Host plants:
The caterpillar lives on tussock forming grasses, particularly common on Deschampsia caespitosa.
Habitat:
Apamea maillardi is mostly found on cliffs, rocky mountain meadows, embankments and similar sites between approximately 1500 and 2700 meters above sea level (maximum from 1800 to 2300m asl).
Life cycle:
The caterpillar overwinters according to own observations twice (once young to half-grown, the second time fully-grown). It lives in a cavity in the root collar area of the clumps, often at the foot of rocks, on the edge of cliffs or on debris corridors on slopes of mountain streams, where they also hibernate. After the second winter it leaves the cavity to pupate concealed in some distance on the ground usually without re-feeding (usually in May or June). Apamea maillardi is ideally suited to the short growing season in the mountains through this two-year life cycle, which is found in many high-alpine species in similar form.

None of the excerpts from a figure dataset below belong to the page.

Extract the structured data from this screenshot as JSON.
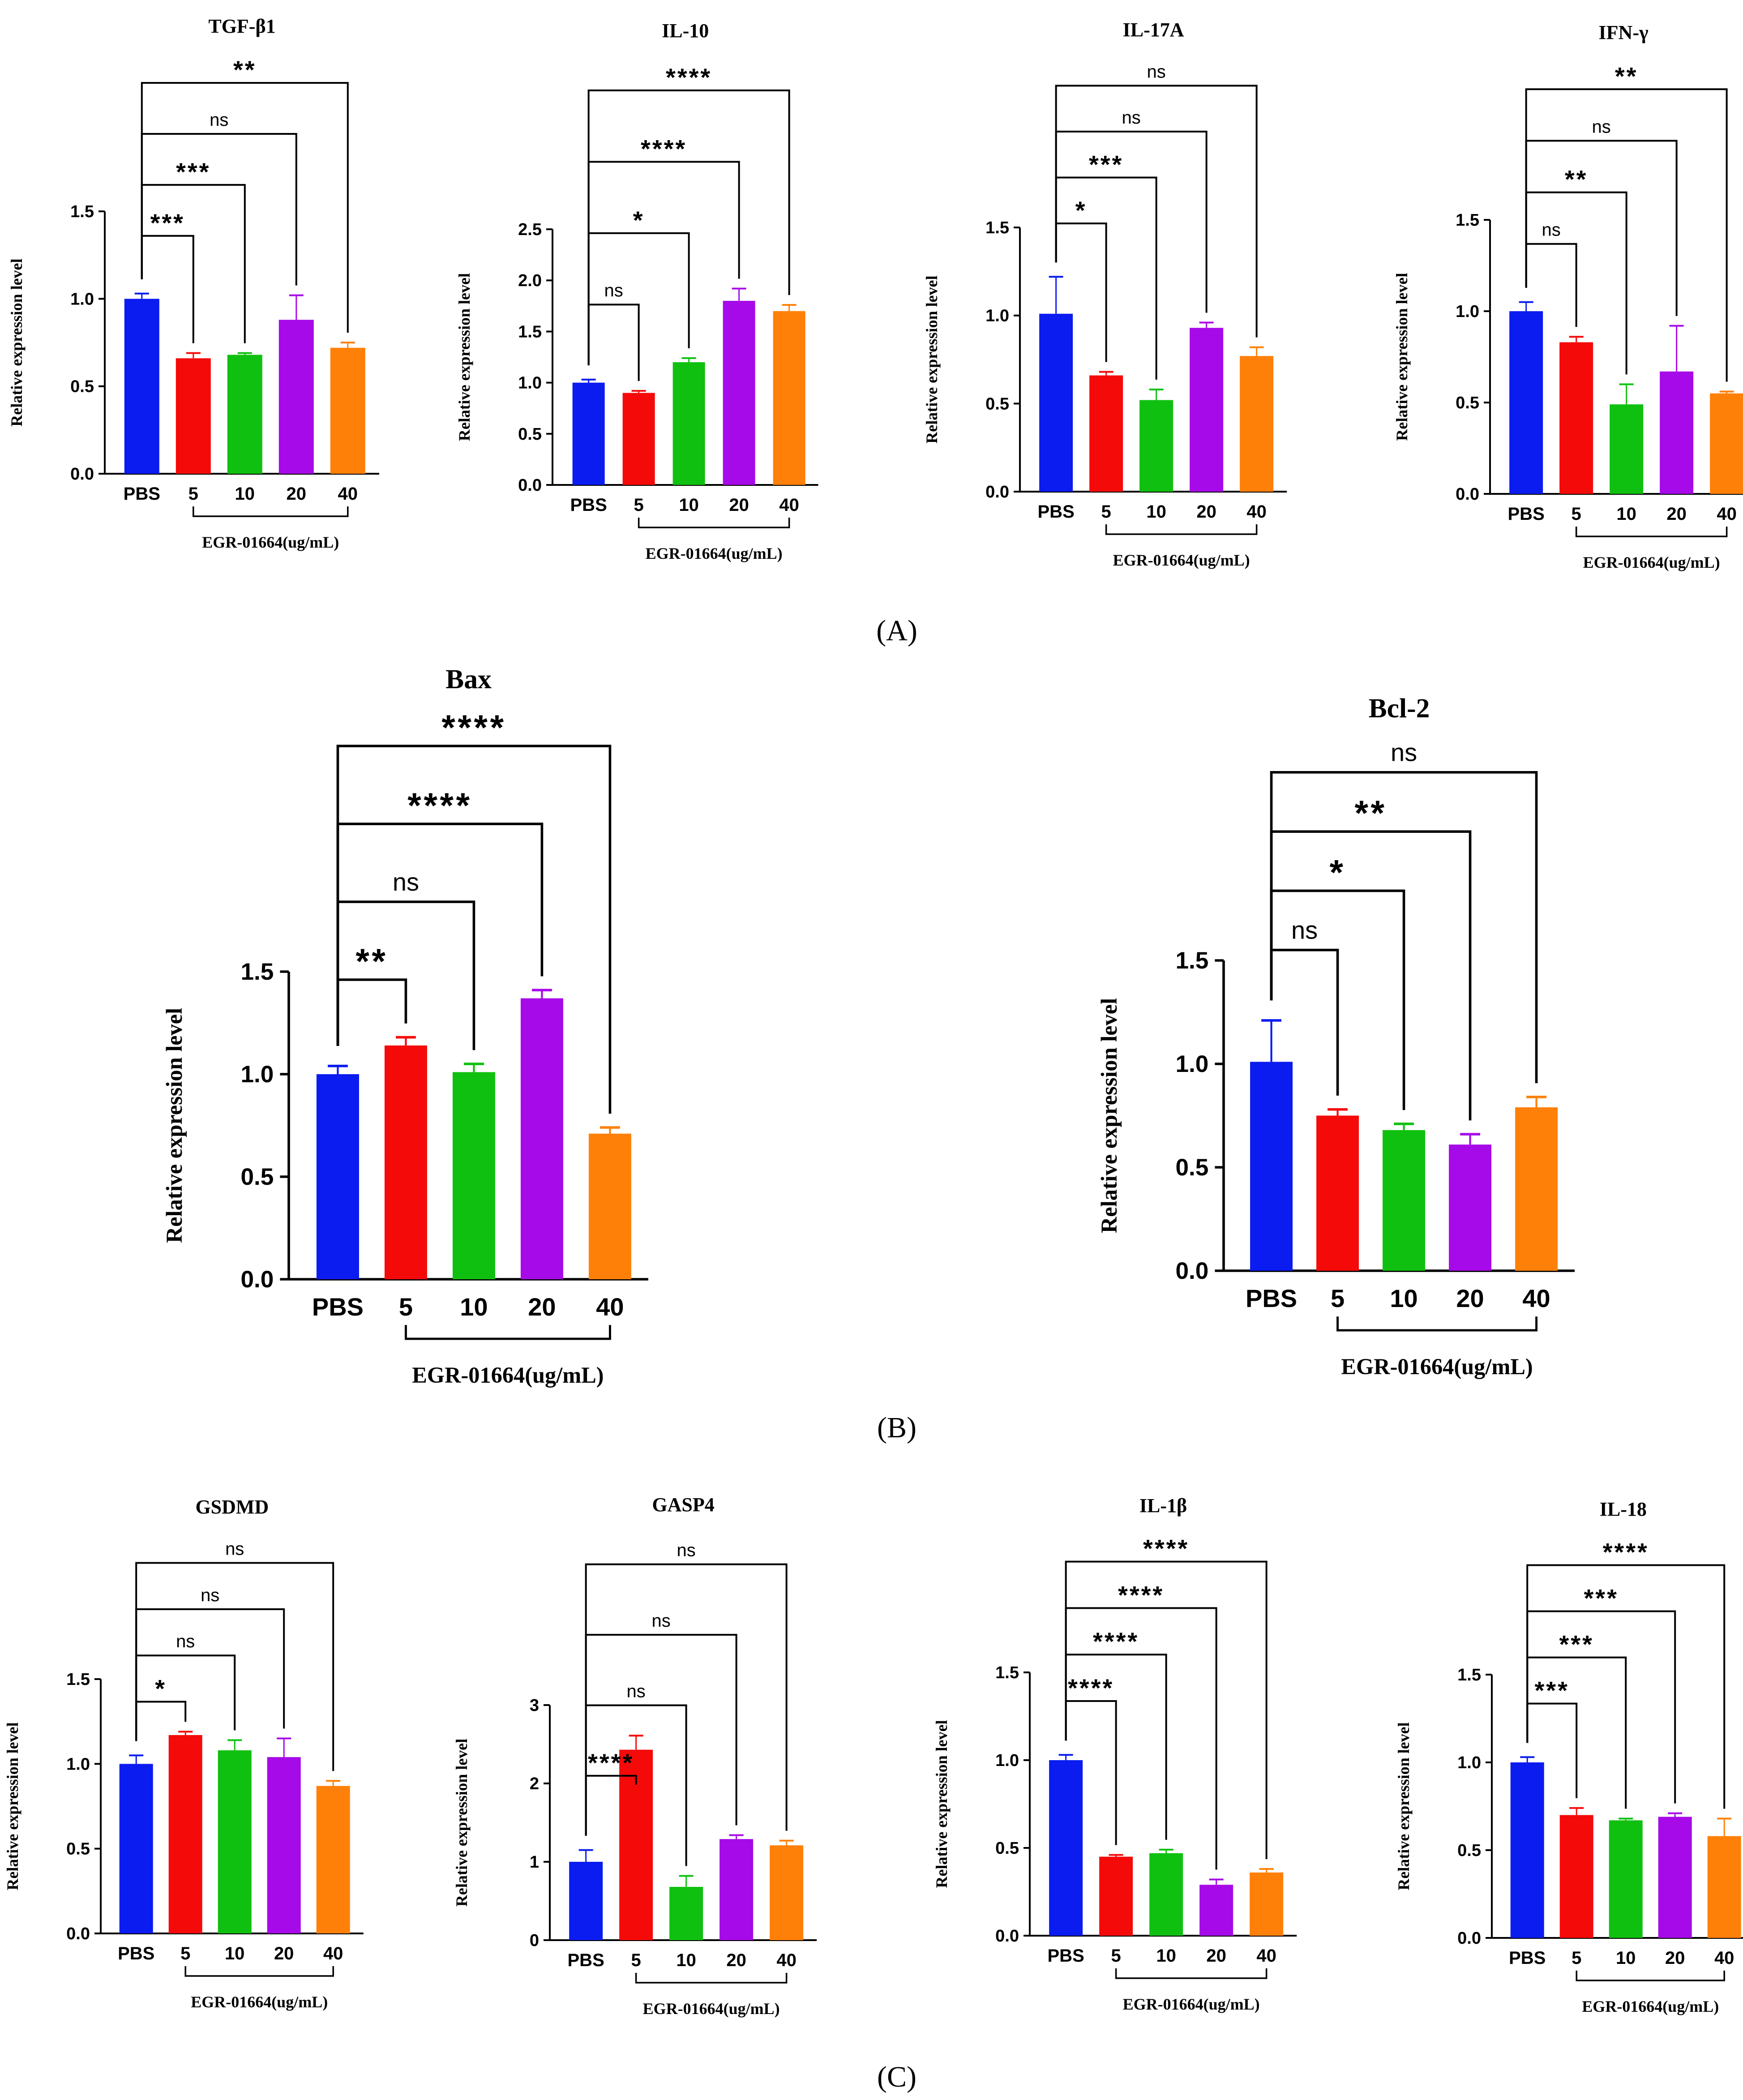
{
  "colors": [
    "#0a1cf0",
    "#f50a0a",
    "#10c010",
    "#a60ae8",
    "#ff8008"
  ],
  "panel_labels": [
    "(A)",
    "(B)",
    "(C)"
  ],
  "chart_data": [
    {
      "id": "tgfb1",
      "type": "bar",
      "title": "TGF-β1",
      "categories": [
        "PBS",
        "5",
        "10",
        "20",
        "40"
      ],
      "values": [
        1.0,
        0.66,
        0.68,
        0.88,
        0.72
      ],
      "errors": [
        0.03,
        0.03,
        0.01,
        0.14,
        0.03
      ],
      "ylim": [
        0,
        1.5
      ],
      "yticks": [
        "0.0",
        "0.5",
        "1.0",
        "1.5"
      ],
      "ylabel": "Relative expression level",
      "xlabel": "EGR-01664(ug/mL)",
      "significance": [
        {
          "to": "5",
          "label": "***"
        },
        {
          "to": "10",
          "label": "***"
        },
        {
          "to": "20",
          "label": "ns"
        },
        {
          "to": "40",
          "label": "**"
        }
      ]
    },
    {
      "id": "il10",
      "type": "bar",
      "title": "IL-10",
      "categories": [
        "PBS",
        "5",
        "10",
        "20",
        "40"
      ],
      "values": [
        1.0,
        0.9,
        1.2,
        1.8,
        1.7
      ],
      "errors": [
        0.03,
        0.02,
        0.04,
        0.12,
        0.06
      ],
      "ylim": [
        0,
        2.5
      ],
      "yticks": [
        "0.0",
        "0.5",
        "1.0",
        "1.5",
        "2.0",
        "2.5"
      ],
      "ylabel": "Relative expression level",
      "xlabel": "EGR-01664(ug/mL)",
      "significance": [
        {
          "to": "5",
          "label": "ns"
        },
        {
          "to": "10",
          "label": "*"
        },
        {
          "to": "20",
          "label": "****"
        },
        {
          "to": "40",
          "label": "****"
        }
      ]
    },
    {
      "id": "il17a",
      "type": "bar",
      "title": "IL-17A",
      "categories": [
        "PBS",
        "5",
        "10",
        "20",
        "40"
      ],
      "values": [
        1.01,
        0.66,
        0.52,
        0.93,
        0.77
      ],
      "errors": [
        0.21,
        0.02,
        0.06,
        0.03,
        0.05
      ],
      "ylim": [
        0,
        1.5
      ],
      "yticks": [
        "0.0",
        "0.5",
        "1.0",
        "1.5"
      ],
      "ylabel": "Relative expression level",
      "xlabel": "EGR-01664(ug/mL)",
      "significance": [
        {
          "to": "5",
          "label": "*"
        },
        {
          "to": "10",
          "label": "***"
        },
        {
          "to": "20",
          "label": "ns"
        },
        {
          "to": "40",
          "label": "ns"
        }
      ]
    },
    {
      "id": "ifng",
      "type": "bar",
      "title": "IFN-γ",
      "categories": [
        "PBS",
        "5",
        "10",
        "20",
        "40"
      ],
      "values": [
        1.0,
        0.83,
        0.49,
        0.67,
        0.55
      ],
      "errors": [
        0.05,
        0.03,
        0.11,
        0.25,
        0.01
      ],
      "ylim": [
        0,
        1.5
      ],
      "yticks": [
        "0.0",
        "0.5",
        "1.0",
        "1.5"
      ],
      "ylabel": "Relative expression level",
      "xlabel": "EGR-01664(ug/mL)",
      "significance": [
        {
          "to": "5",
          "label": "ns"
        },
        {
          "to": "10",
          "label": "**"
        },
        {
          "to": "20",
          "label": "ns"
        },
        {
          "to": "40",
          "label": "**"
        }
      ]
    },
    {
      "id": "bax",
      "type": "bar",
      "title": "Bax",
      "categories": [
        "PBS",
        "5",
        "10",
        "20",
        "40"
      ],
      "values": [
        1.0,
        1.14,
        1.01,
        1.37,
        0.71
      ],
      "errors": [
        0.04,
        0.04,
        0.04,
        0.04,
        0.03
      ],
      "ylim": [
        0,
        1.5
      ],
      "yticks": [
        "0.0",
        "0.5",
        "1.0",
        "1.5"
      ],
      "ylabel": "Relative expression level",
      "xlabel": "EGR-01664(ug/mL)",
      "significance": [
        {
          "to": "5",
          "label": "**"
        },
        {
          "to": "10",
          "label": "ns"
        },
        {
          "to": "20",
          "label": "****"
        },
        {
          "to": "40",
          "label": "****"
        }
      ]
    },
    {
      "id": "bcl2",
      "type": "bar",
      "title": "Bcl-2",
      "categories": [
        "PBS",
        "5",
        "10",
        "20",
        "40"
      ],
      "values": [
        1.01,
        0.75,
        0.68,
        0.61,
        0.79
      ],
      "errors": [
        0.2,
        0.03,
        0.03,
        0.05,
        0.05
      ],
      "ylim": [
        0,
        1.5
      ],
      "yticks": [
        "0.0",
        "0.5",
        "1.0",
        "1.5"
      ],
      "ylabel": "Relative expression level",
      "xlabel": "EGR-01664(ug/mL)",
      "significance": [
        {
          "to": "5",
          "label": "ns"
        },
        {
          "to": "10",
          "label": "*"
        },
        {
          "to": "20",
          "label": "**"
        },
        {
          "to": "40",
          "label": "ns"
        }
      ]
    },
    {
      "id": "gsdmd",
      "type": "bar",
      "title": "GSDMD",
      "categories": [
        "PBS",
        "5",
        "10",
        "20",
        "40"
      ],
      "values": [
        1.0,
        1.17,
        1.08,
        1.04,
        0.87
      ],
      "errors": [
        0.05,
        0.02,
        0.06,
        0.11,
        0.03
      ],
      "ylim": [
        0,
        1.5
      ],
      "yticks": [
        "0.0",
        "0.5",
        "1.0",
        "1.5"
      ],
      "ylabel": "Relative expression level",
      "xlabel": "EGR-01664(ug/mL)",
      "significance": [
        {
          "to": "5",
          "label": "*"
        },
        {
          "to": "10",
          "label": "ns"
        },
        {
          "to": "20",
          "label": "ns"
        },
        {
          "to": "40",
          "label": "ns"
        }
      ]
    },
    {
      "id": "gasp4",
      "type": "bar",
      "title": "GASP4",
      "categories": [
        "PBS",
        "5",
        "10",
        "20",
        "40"
      ],
      "values": [
        1.0,
        2.43,
        0.68,
        1.29,
        1.21
      ],
      "errors": [
        0.15,
        0.18,
        0.14,
        0.05,
        0.06
      ],
      "ylim": [
        0,
        3
      ],
      "yticks": [
        "0",
        "1",
        "2",
        "3"
      ],
      "ylabel": "Relative expression level",
      "xlabel": "EGR-01664(ug/mL)",
      "significance": [
        {
          "to": "5",
          "label": "****"
        },
        {
          "to": "10",
          "label": "ns"
        },
        {
          "to": "20",
          "label": "ns"
        },
        {
          "to": "40",
          "label": "ns"
        }
      ]
    },
    {
      "id": "il1b",
      "type": "bar",
      "title": "IL-1β",
      "categories": [
        "PBS",
        "5",
        "10",
        "20",
        "40"
      ],
      "values": [
        1.0,
        0.45,
        0.47,
        0.29,
        0.36
      ],
      "errors": [
        0.03,
        0.01,
        0.02,
        0.03,
        0.02
      ],
      "ylim": [
        0,
        1.5
      ],
      "yticks": [
        "0.0",
        "0.5",
        "1.0",
        "1.5"
      ],
      "ylabel": "Relative expression level",
      "xlabel": "EGR-01664(ug/mL)",
      "significance": [
        {
          "to": "5",
          "label": "****"
        },
        {
          "to": "10",
          "label": "****"
        },
        {
          "to": "20",
          "label": "****"
        },
        {
          "to": "40",
          "label": "****"
        }
      ]
    },
    {
      "id": "il18",
      "type": "bar",
      "title": "IL-18",
      "categories": [
        "PBS",
        "5",
        "10",
        "20",
        "40"
      ],
      "values": [
        1.0,
        0.7,
        0.67,
        0.69,
        0.58
      ],
      "errors": [
        0.03,
        0.04,
        0.01,
        0.02,
        0.1
      ],
      "ylim": [
        0,
        1.5
      ],
      "yticks": [
        "0.0",
        "0.5",
        "1.0",
        "1.5"
      ],
      "ylabel": "Relative expression level",
      "xlabel": "EGR-01664(ug/mL)",
      "significance": [
        {
          "to": "5",
          "label": "***"
        },
        {
          "to": "10",
          "label": "***"
        },
        {
          "to": "20",
          "label": "***"
        },
        {
          "to": "40",
          "label": "****"
        }
      ]
    }
  ]
}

The moths fly from June to August with peak from mid-July to early August. The closely related Apamea zeta is supposed to have a similar life cycle, whereas about Apamea lateritia and A. furva winter apparently only once even in the same altitudes.
Endangerment factors:
Apamea maillardi is threatened only little due to its high altitude and widespread habitats in the higher mountains.
Remarks:
Apamea maillardi occurs from Northern Spain (Cantabrian Mountains, Pyrenees) across France (Pyrenees, Alps) and the entire Alpine Arc. It also occurs in some higher mountains of the Balkans and the Carpathians.
In Scandinavia flies a taxon that was considered as a subspecies for a long time. Most recently it is regarded as a separate species Apamea (Abromias) schildei (whether really justified?). Here the post-glacial isolation of the disjunct populations of the southern mountains from those of Scandinavia has led to separate races, which can be regarded depending on the point of view either as subspecies of a species Apamea maillardi or as separate species.